Çin’i Singapur eski başbakanı Lee Kuan Yew’dan sonra belki en iyi tanıyan kişi olarak Avustralya eski başbakanı Kevin Rudd’un ABD eski Dışişleri bakanı Clinton’a yaptığı, “Çin’in komşularıyla iyi ilişkiler geliştirip Çin üzerinde baskı kurmak” şeklinde özetlenebilecek bir dış politika gütmesi yönündeki tavsiyesi bugün için de geçerliliğini koruyor. Ancak bugün Trump yönetiminin, bölgede Çin’in ekonomik gelişmişliği, teritoryal büyüklüğü, askeri alanda yeniden yapılanma içinde oluşu gibi faktörlerle ‘ürkütücü’ boyuttaki yapısı karşısında komşu ülkelerine nasıl bir yakınlık kuracağı belirsiz.

ABD bölgede zemin kaybediyor
Her ne kadar, Kuzey Kore’nin olası saldırısı karşısında Japonya ve Güney Kore’ye askeri destek verileceği konusunda tekrarlar gündemde olsa da, ABD’nin bölgedeki varlığını güçlendirme konusunda proaktif bir yaklaşım sergilemiyor. Öyle ki, uluslararası ilişkilerin önemli kavramları arasına girmiş olan ‘toplumlar arası ilişkileri’ bağlamında ABD’yi bölge halklarına yakınlaştıracak ve bu anlamda bir bölgesel güven atmosferine yol açacak ne gibi politikaları var diye sormak gerekiyor. Öyle ki, ABD yönetimi, Trans Pasifik İşbirliği Anlaşması (TPPA) gibi, bölge ülkeleriyle ticaret üzerinden ilişkileri daha da geliştirebileceği işbirliği zeminini kaybetmiş durumda.

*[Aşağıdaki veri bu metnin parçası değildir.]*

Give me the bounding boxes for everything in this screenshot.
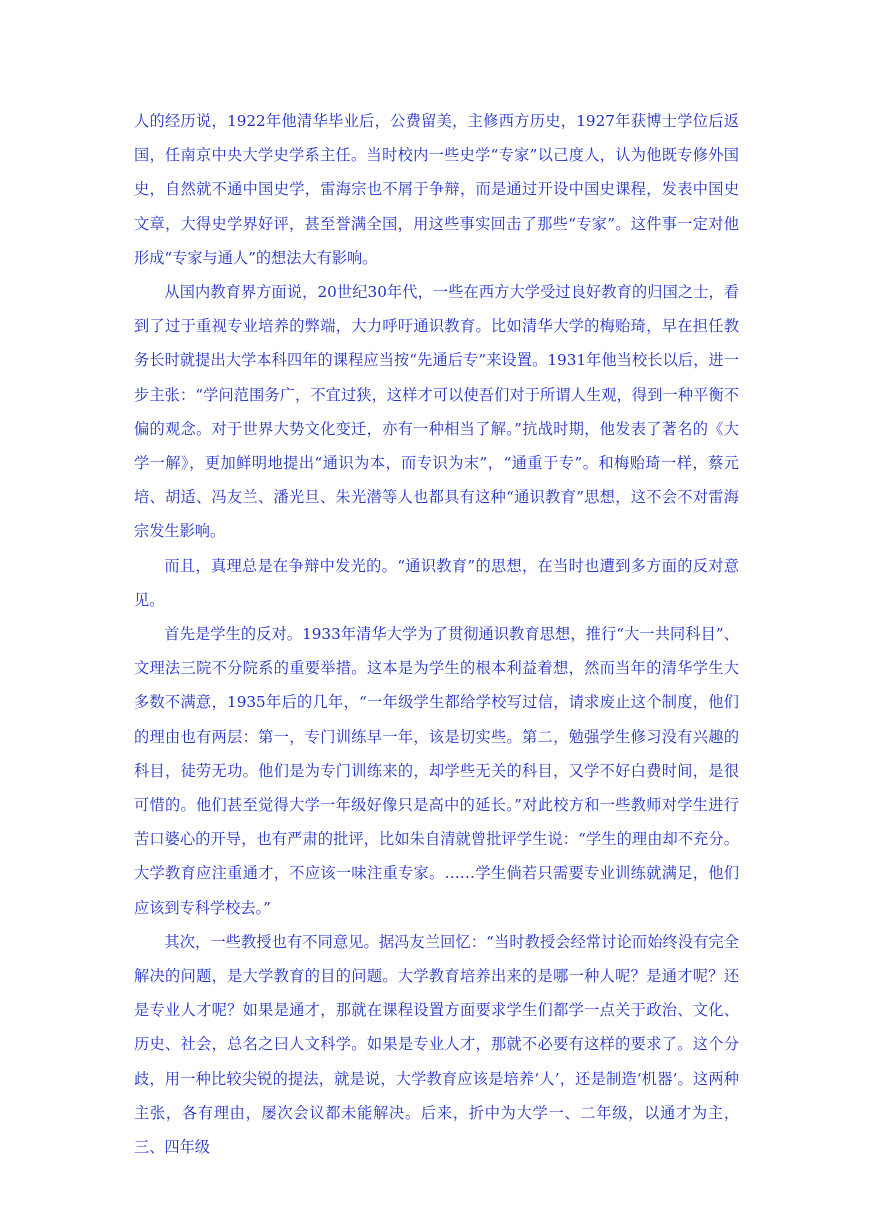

Bu nedenle, şu anda bölgedeki varlığını sadece güvenlik eksenine bağlaması kamu diplomasisi açısından da bir kayıp anlamı taşıyor. ABD yönetimi, Asya-Pasifik bölgesine yönelik demokratikleşme konusunda da iyi bir örnek teşkil etmemesi kadar, bölge ülkelerindeki olan bitenleri de, artık bu gözle değerlendirmediği yönünde güçlü bir intiba veriyor. Bu noktada, bölgede varlığını güvenlik alanına endekslemiş bir ABD’nin yeni politikalara muhtaç olduğu ortada. Buna karşılık, Çin, en son Mayıs ayı ortalarında Pekin’de düzenlenen yeni İpek Yolu oluşumunu bir küresel ideolojiye devşirme niyetinde olduğu iddiasında olsa da, alt yapı destek ve devasa bütçe dışında bunu gerçekleştirebilecek kapsayıcı ve ikna edici siyasi organlardan uzak bir görünüm sergiliyor.